- Founded: January 1, 1905; 121 years ago Ohio State University
- Type: Social
- Affiliation: Independent (pre-NPHC)
- Status: Defunct
- Defunct date: c. 1908
- Emphasis: African-Americans
- Scope: Local
- Chapters: 1 (now dormant)
- Members: 12 lifetime
- Headquarters: Columbus, Ohio United States

= Pi Gamma Omicron =

African American collegiate fraternity (defunct)

Pi Gamma Omicron (ΠΓΟ) was one of the first documented Black collegiate fraternities. It was founded in 1905 at Ohio State University.

==History==
Pi Gamma Omicron was founded in 1905 at Ohio State University in Columbus, Ohio. It was one of the first documented Black collegiate fraternities. The fraternity's twelve founding members were Leroy Barnett, William Berry, W. E. Davis, Richard Pettiford, Elmer A. Shackelford, John Shavers, Norman Thorne, H. A. Turner, C. C. Underwood, Walter Williams, and William Woodward.

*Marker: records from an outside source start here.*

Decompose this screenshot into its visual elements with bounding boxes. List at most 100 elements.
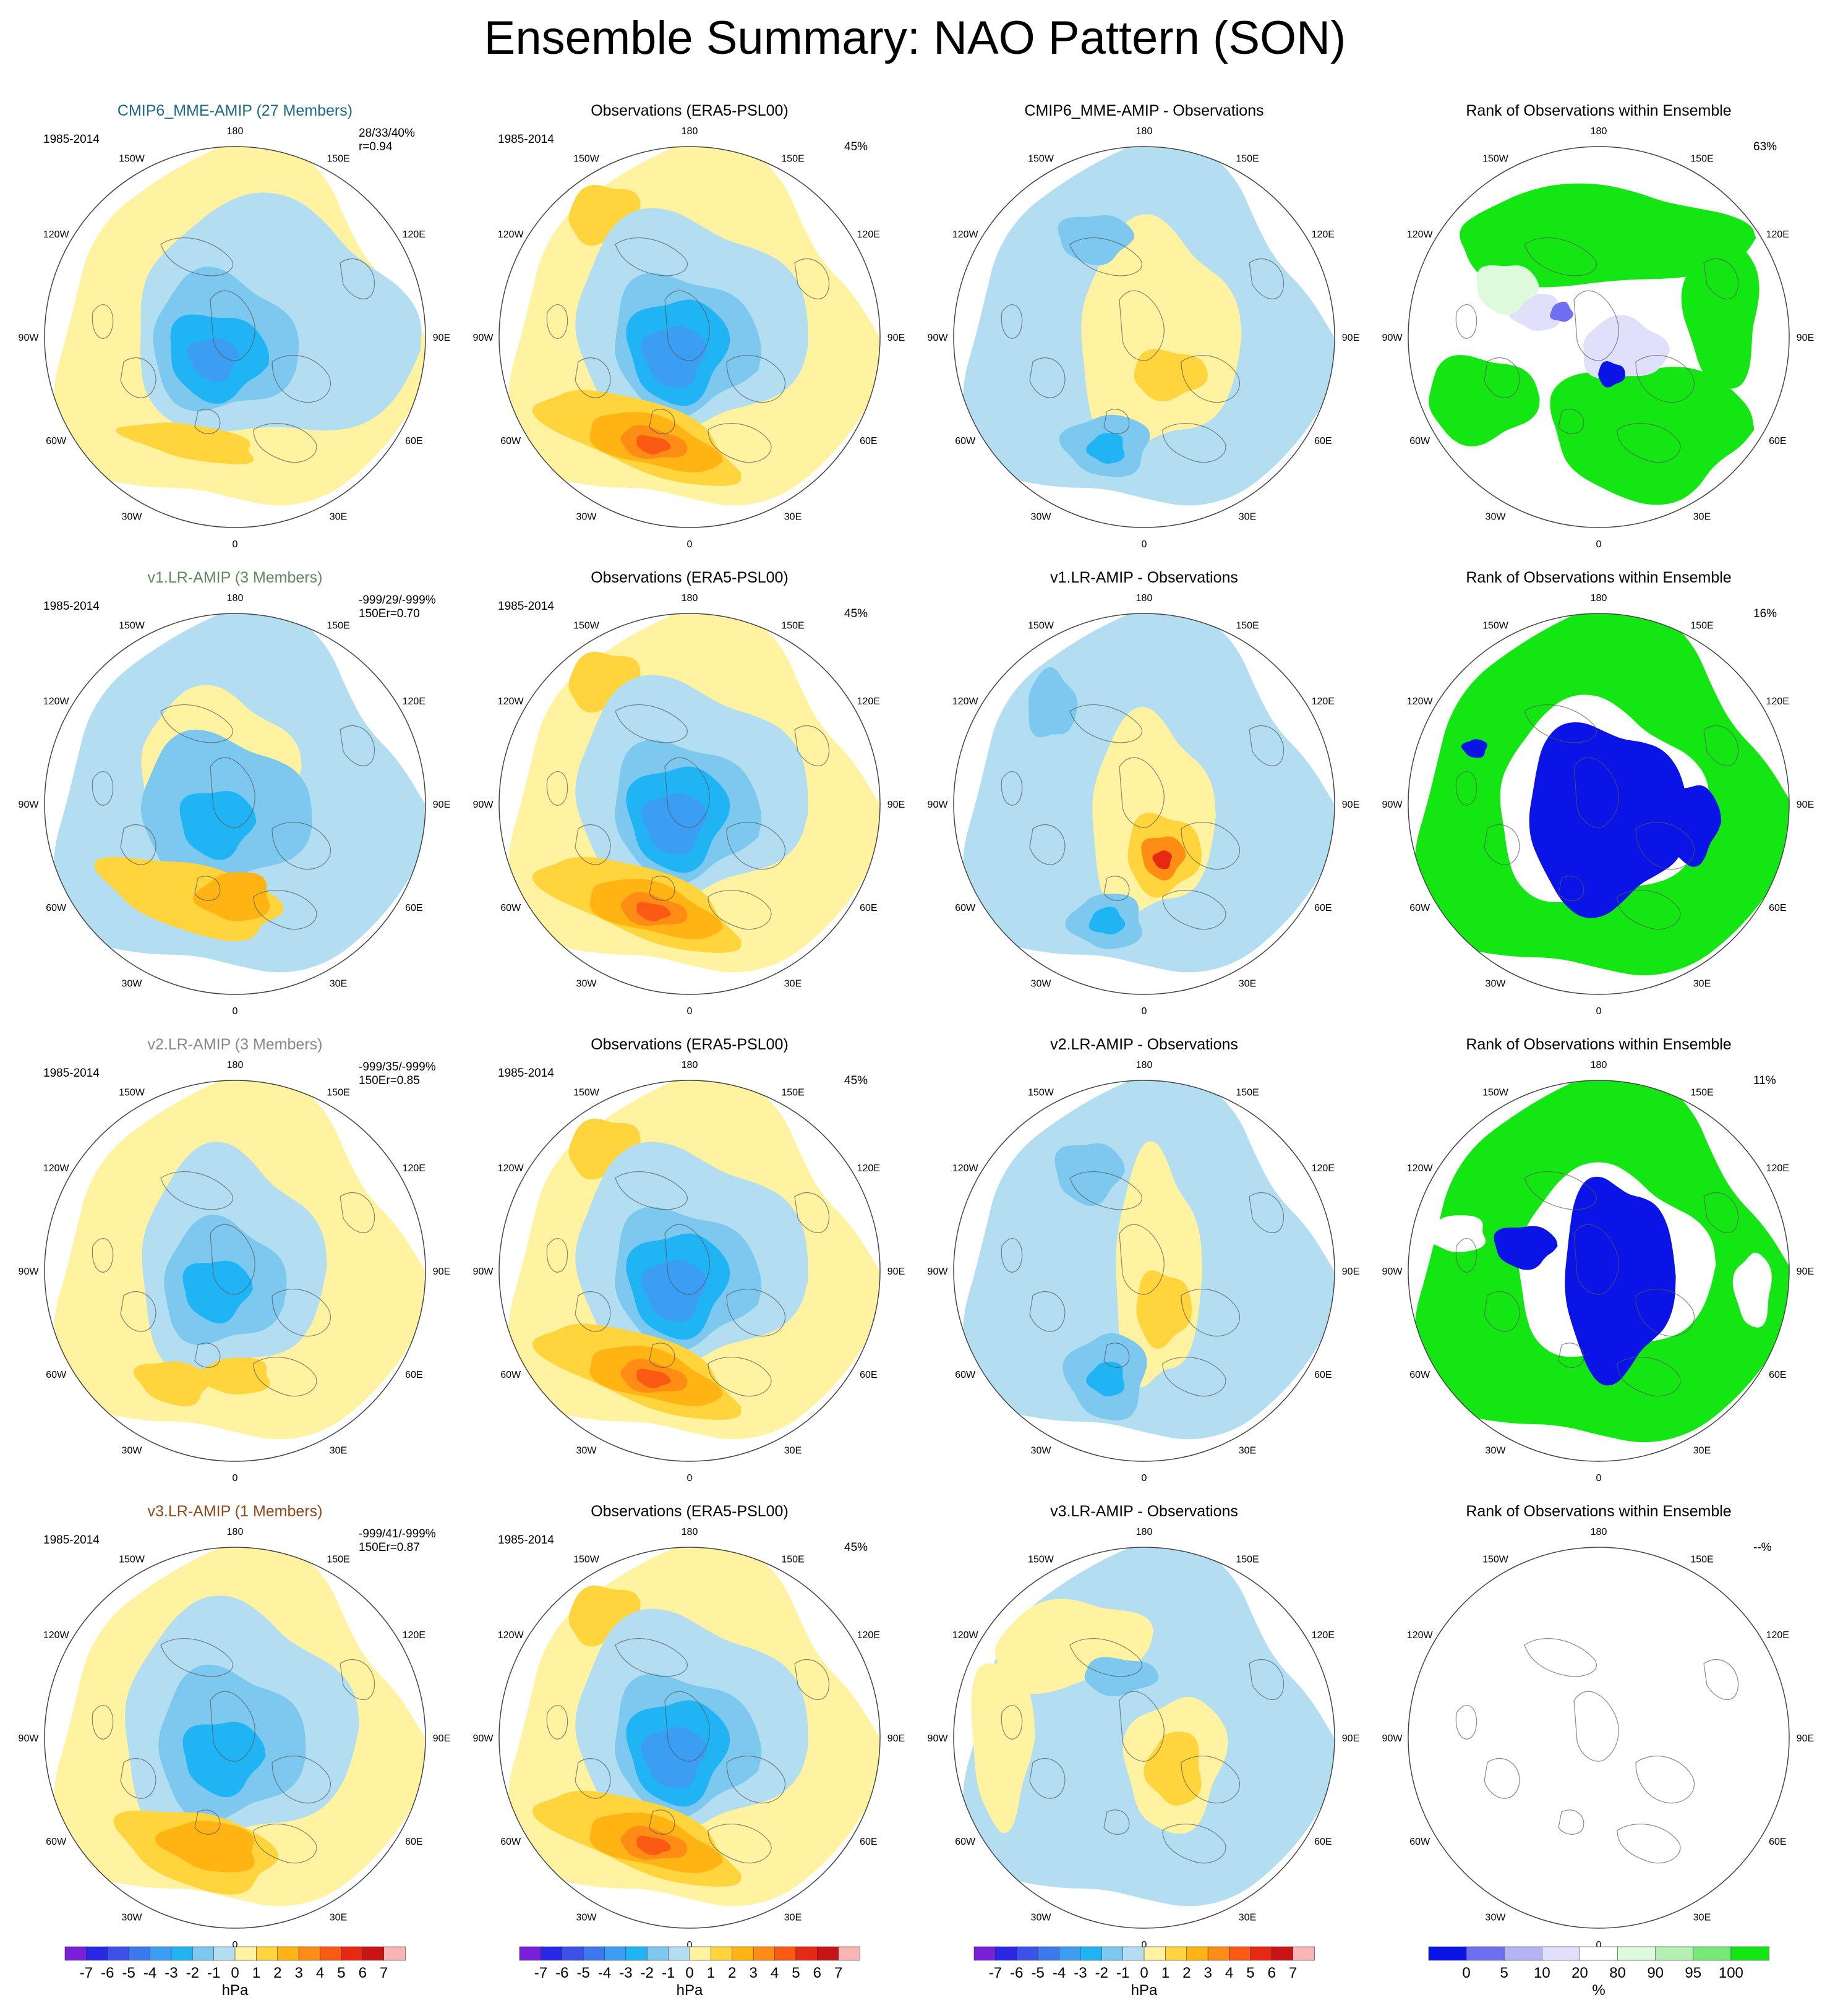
panel-title: CMIP6_MME-AMIP - Observations [1024, 102, 1264, 119]
stats-label: -999/41/-999% [359, 1527, 436, 1540]
colorbar-tick-label: 2 [273, 1965, 281, 1981]
coastline [1573, 1691, 1619, 1762]
colorbar-tick-label: -1 [207, 1965, 220, 1981]
diff-contour [1144, 1732, 1202, 1806]
lon-label: 120W [1407, 229, 1434, 240]
coastline [1573, 290, 1619, 361]
lon-label: 90E [433, 800, 450, 810]
lon-label: 180 [1591, 1060, 1607, 1070]
pct-label: 45% [844, 607, 868, 620]
coastline [160, 1638, 233, 1677]
colorbar-tick-label: 5 [792, 1965, 800, 1981]
colorbar-tick-label: -2 [1095, 1965, 1108, 1981]
lon-label: 90W [473, 1266, 494, 1277]
lon-label: 120W [43, 1630, 70, 1641]
coastline [1455, 304, 1477, 339]
diff-contour [1054, 1143, 1125, 1207]
lon-label: 150E [327, 621, 349, 631]
lon-label: 0 [1142, 1473, 1147, 1484]
panel-title: v3.LR-AMIP (1 Members) [147, 1503, 323, 1520]
coastline [210, 757, 255, 828]
lon-label: 120E [1766, 696, 1789, 707]
lon-label: 60W [500, 436, 521, 446]
colorbar-tick-label: 100 [1719, 1965, 1743, 1981]
coastline [120, 357, 156, 398]
map-panel-r3-c2: 180 150E 120E 90E 60E 30E 0 30W 60W 90W 120W 150W [473, 1060, 905, 1484]
coastline [726, 1756, 786, 1804]
coastline [649, 409, 675, 434]
map-boundary [44, 1547, 426, 1929]
map-boundary [953, 1080, 1335, 1462]
colorbar-tick-label: 3 [294, 1965, 302, 1981]
lon-label: 30E [784, 1912, 802, 1923]
lon-label: 180 [1136, 593, 1153, 604]
coastline [649, 1343, 675, 1368]
rank-contour [1681, 239, 1759, 389]
lon-label: 0 [233, 1473, 238, 1484]
obs-contour [636, 1835, 671, 1855]
lon-label: 0 [233, 1940, 238, 1950]
lon-label: 60E [860, 1370, 877, 1380]
colorbar-tick-label: -3 [619, 1965, 632, 1981]
lon-label: 150W [1482, 621, 1509, 631]
lon-label: 60E [1769, 1370, 1786, 1380]
coastline [1703, 1192, 1739, 1233]
lon-label: 120E [403, 229, 425, 240]
obs-contour [641, 1727, 707, 1789]
coastline [253, 890, 317, 930]
lon-label: 150W [573, 1088, 600, 1098]
lon-label: 120W [1407, 696, 1434, 707]
lon-label: 90E [1342, 800, 1359, 810]
coastline [1181, 1289, 1241, 1337]
map-boundary [953, 1547, 1335, 1929]
coastline [1069, 237, 1142, 276]
coastline [1455, 1705, 1477, 1740]
lon-label: 150W [1482, 154, 1509, 164]
coastline [726, 355, 786, 403]
lon-label: 60W [500, 903, 521, 913]
map-panel-r1-c1: 180 150E 120E 90E 60E 30E 0 30W 60W 90W 120W 150W [19, 126, 451, 550]
lon-label: 120E [1312, 1163, 1335, 1174]
obs-contour [641, 326, 707, 388]
lon-label: 150W [119, 1555, 145, 1565]
colorbar-unit: hPa [677, 1982, 703, 1999]
lon-label: 120E [403, 1163, 425, 1174]
lon-label: 120W [43, 696, 70, 707]
lon-label: 30E [1239, 1445, 1256, 1456]
map-panel-r3-c4: 180 150E 120E 90E 60E 30E 0 30W 60W 90W 120W 150W [1382, 1060, 1815, 1484]
lon-label: 30W [1031, 511, 1052, 522]
lon-label: 150E [781, 621, 804, 631]
lon-label: 150W [1028, 154, 1054, 164]
diff-contour [1086, 433, 1125, 464]
lon-label: 60E [1314, 1370, 1332, 1380]
colorbar-tick-label: -7 [989, 1965, 1002, 1981]
rank-contour [1732, 1252, 1772, 1328]
coastline [194, 409, 221, 434]
colorbar-tick-label: 1 [1161, 1965, 1169, 1981]
lon-label: 30E [1693, 978, 1711, 989]
model-contour [133, 1361, 211, 1407]
lon-label: 0 [1142, 1940, 1147, 1950]
lon-label: 60W [1409, 1370, 1430, 1380]
lon-label: 180 [1591, 1527, 1607, 1537]
coastline [253, 1357, 317, 1397]
lon-label: 0 [1596, 1940, 1602, 1950]
colorbar-tick-label: 0 [231, 1965, 239, 1981]
lon-label: 150E [327, 154, 349, 164]
lon-label: 30E [784, 978, 802, 989]
lon-label: 180 [227, 126, 244, 137]
coastline [1455, 771, 1477, 806]
coastline [1103, 1809, 1130, 1835]
coastline [575, 357, 611, 398]
lon-label: 30W [122, 978, 143, 989]
panel-title: v1.LR-AMIP - Observations [1050, 569, 1238, 586]
lon-label: 30W [1031, 1912, 1052, 1923]
coastline [726, 822, 786, 870]
lon-label: 60W [46, 903, 67, 913]
pct-label: 45% [844, 1541, 868, 1554]
lon-label: 150E [1690, 154, 1713, 164]
panel-title: Rank of Observations within Ensemble [1466, 569, 1732, 586]
coastline [120, 1291, 156, 1332]
map-boundary [498, 613, 881, 995]
coastline [649, 876, 675, 901]
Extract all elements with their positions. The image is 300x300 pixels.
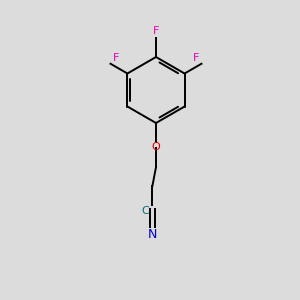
Text: F: F <box>153 26 159 36</box>
Text: F: F <box>193 52 199 63</box>
Text: N: N <box>148 228 157 241</box>
Text: O: O <box>152 142 160 152</box>
Text: F: F <box>113 52 119 63</box>
Text: C: C <box>142 206 149 216</box>
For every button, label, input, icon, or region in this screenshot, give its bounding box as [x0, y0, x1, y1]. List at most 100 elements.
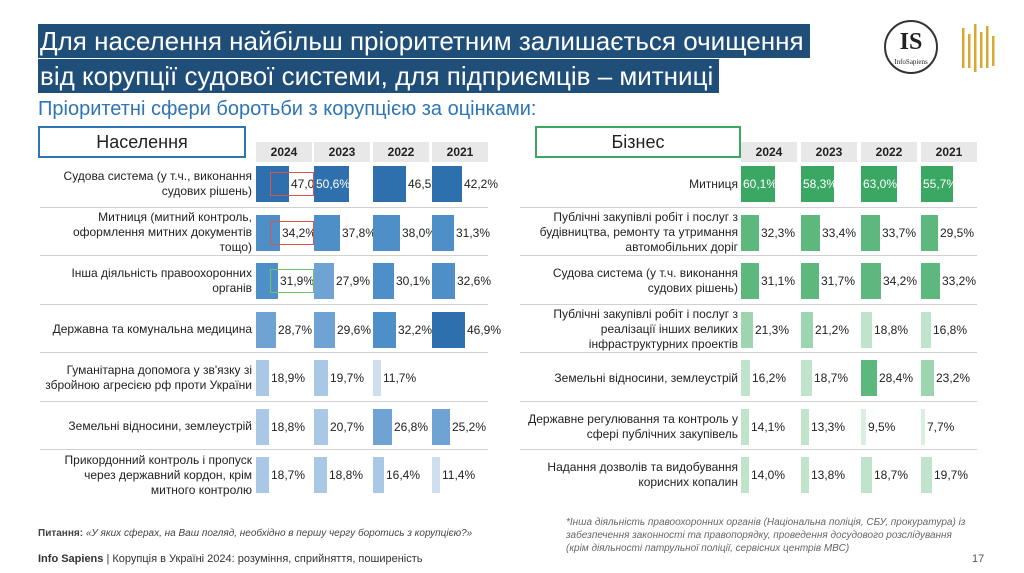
- bar-business-2024: [741, 214, 759, 251]
- row-divider-population: [40, 400, 488, 402]
- bar-population-2024: [256, 408, 269, 445]
- bar-population-2024: [256, 311, 276, 348]
- chart-title-business: Бізнес: [535, 126, 741, 158]
- data-label-business-2022: 18,7%: [874, 468, 909, 483]
- bar-population-2022: [373, 263, 394, 300]
- bar-population-2023: [314, 166, 349, 203]
- question-prefix: Питання:: [38, 528, 84, 539]
- bar-business-2021: [921, 166, 953, 203]
- data-label-population-2021: 32,6%: [457, 274, 492, 289]
- bar-population-2022: [373, 457, 384, 494]
- data-label-business-2022: 34,2%: [883, 274, 918, 289]
- data-label-business-2024: 21,3%: [755, 322, 790, 337]
- data-label-business-2023: 21,2%: [815, 322, 850, 337]
- bar-population-2021: [432, 408, 450, 445]
- bar-business-2021: [921, 263, 940, 300]
- data-label-business-2022: 63,0%: [863, 177, 898, 192]
- row-divider-business: [520, 352, 977, 353]
- footer-text: | Корупція в Україні 2024: розуміння, сп…: [103, 553, 423, 565]
- data-label-population-2021: 25,2%: [452, 419, 487, 434]
- data-label-business-2022: 28,4%: [879, 371, 914, 386]
- data-label-population-2023: 27,9%: [336, 274, 371, 289]
- bars-logo-icon: [962, 24, 995, 72]
- category-label-population: Митниця (митний контроль, оформлення мит…: [72, 210, 252, 255]
- bar-business-2024: [741, 166, 775, 203]
- category-label-business: Митниця: [689, 176, 738, 191]
- bar-business-2023: [801, 166, 834, 203]
- bar-business-2022: [861, 457, 872, 494]
- bar-business-2022: [861, 166, 897, 203]
- year-header-business-2024: 2024: [741, 142, 797, 162]
- bar-population-2022: [373, 214, 400, 251]
- highlight-box-population: [270, 172, 314, 197]
- data-label-population-2021: 46,9%: [467, 322, 502, 337]
- bar-population-2024: [256, 457, 269, 494]
- category-label-business: Публічні закупівлі робіт і послуг з буді…: [539, 210, 738, 255]
- data-label-business-2024: 14,0%: [751, 468, 786, 483]
- data-label-business-2024: 60,1%: [743, 177, 778, 192]
- bar-business-2022: [861, 263, 881, 300]
- data-label-population-2024: 18,7%: [271, 468, 306, 483]
- row-divider-business: [520, 400, 977, 402]
- bar-population-2024: [256, 263, 278, 300]
- data-label-population-2022: 16,4%: [386, 468, 421, 483]
- data-label-business-2021: 19,7%: [934, 468, 969, 483]
- data-label-business-2021: 23,2%: [936, 371, 971, 386]
- year-header-business-2022: 2022: [861, 142, 917, 162]
- data-label-business-2022: 18,8%: [874, 322, 909, 337]
- data-label-population-2024: 31,9%: [280, 274, 315, 289]
- category-label-business: Надання дозволів та видобування корисних…: [547, 460, 738, 490]
- bar-business-2023: [801, 457, 809, 494]
- data-label-business-2024: 31,1%: [761, 274, 796, 289]
- highlight-box-population: [270, 269, 314, 294]
- data-label-business-2021: 33,2%: [942, 274, 977, 289]
- bar-population-2023: [314, 457, 327, 494]
- row-divider-population: [40, 206, 488, 208]
- data-label-population-2021: 31,3%: [456, 225, 491, 240]
- bar-population-2022: [373, 166, 406, 203]
- page-number: 17: [972, 553, 985, 565]
- data-label-business-2023: 58,3%: [803, 177, 838, 192]
- data-label-business-2021: 29,5%: [940, 225, 975, 240]
- data-label-business-2021: 55,7%: [923, 177, 958, 192]
- slide-subtitle: Пріоритетні сфери боротьби з корупцією з…: [38, 98, 537, 120]
- footer-brand: Info Sapiens: [38, 553, 104, 565]
- bar-population-2021: [432, 311, 465, 348]
- question-text: Питання: «У яких сферах, на Ваш погляд, …: [38, 528, 472, 539]
- data-label-population-2023: 19,7%: [330, 371, 365, 386]
- bar-population-2021: [432, 263, 455, 300]
- footnote: *Інша діяльність правоохоронних органів …: [566, 517, 966, 554]
- category-label-population: Державна та комунальна медицина: [52, 322, 252, 337]
- category-label-population: Земельні відносини, землеустрій: [68, 419, 252, 434]
- category-label-business: Судова система (у т.ч. виконання судових…: [552, 266, 738, 296]
- chart-title-population: Населення: [38, 126, 246, 158]
- row-divider-population: [40, 255, 488, 256]
- bar-business-2022: [861, 214, 880, 251]
- bar-population-2022: [373, 408, 392, 445]
- bar-population-2023: [314, 311, 335, 348]
- data-label-business-2023: 33,4%: [822, 225, 857, 240]
- data-label-business-2023: 13,8%: [811, 468, 846, 483]
- title-line-1: Для населення найбільш пріоритетним зали…: [38, 24, 810, 58]
- bar-business-2023: [801, 311, 813, 348]
- row-divider-population: [40, 449, 488, 450]
- data-label-population-2022: 26,8%: [394, 419, 429, 434]
- bar-population-2023: [314, 263, 334, 300]
- bar-business-2024: [741, 408, 749, 445]
- category-label-business: Публічні закупівлі робіт і послуг з реал…: [553, 307, 738, 352]
- data-label-population-2024: 18,8%: [271, 419, 306, 434]
- data-label-population-2023: 18,8%: [329, 468, 364, 483]
- row-divider-business: [520, 303, 977, 305]
- bar-population-2021: [432, 166, 462, 203]
- data-label-business-2024: 16,2%: [752, 371, 787, 386]
- data-label-population-2022: 38,0%: [402, 225, 437, 240]
- category-label-population: Прикордонний контроль і пропуск через де…: [64, 452, 252, 497]
- bar-population-2023: [314, 360, 328, 397]
- data-label-population-2023: 37,8%: [342, 225, 377, 240]
- data-label-business-2023: 18,7%: [814, 371, 849, 386]
- bar-business-2024: [741, 311, 753, 348]
- bar-business-2024: [741, 263, 759, 300]
- year-header-population-2023: 2023: [314, 142, 370, 162]
- bar-business-2022: [861, 408, 866, 445]
- data-label-business-2024: 14,1%: [751, 419, 786, 434]
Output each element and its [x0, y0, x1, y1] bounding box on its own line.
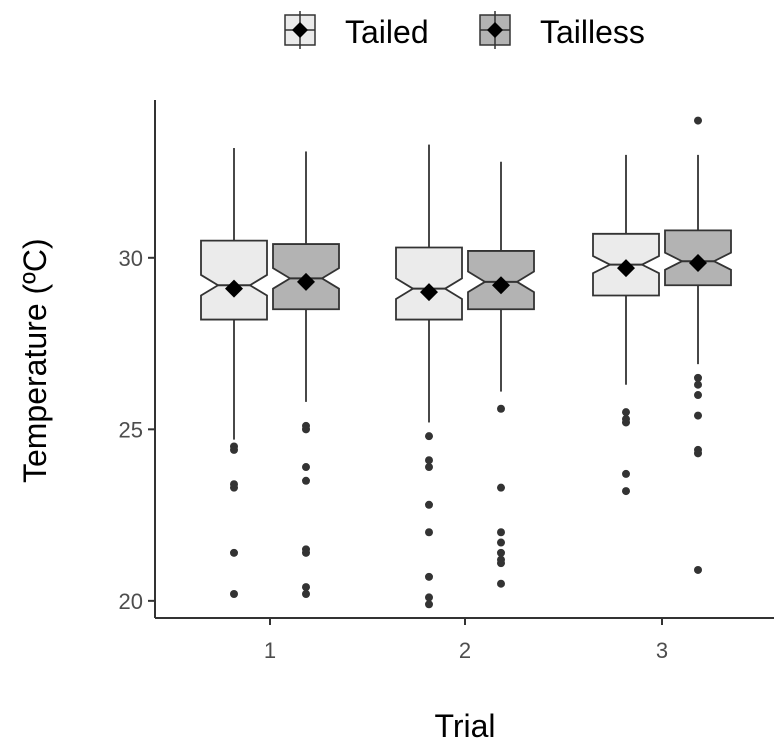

Pi Gamma Omicron initially desired to become a national fraternity by establishing chapters in Michigan, Minnesota, Illinois, and Indiana according to the Beta Theta Pi correspondent at Ohio State University, but this expansion did not occur.

The group was not known by the Ohio State's registrars office but was known to The Chicago Defender newspaper which wrote an article about Pi Gamma Omicron. This article about Pi Gamma Omicron inspired Alpha Phi Alpha founder Robert H. Ogle to transform Alpha Phi Alpha from a literary society into a fraternity.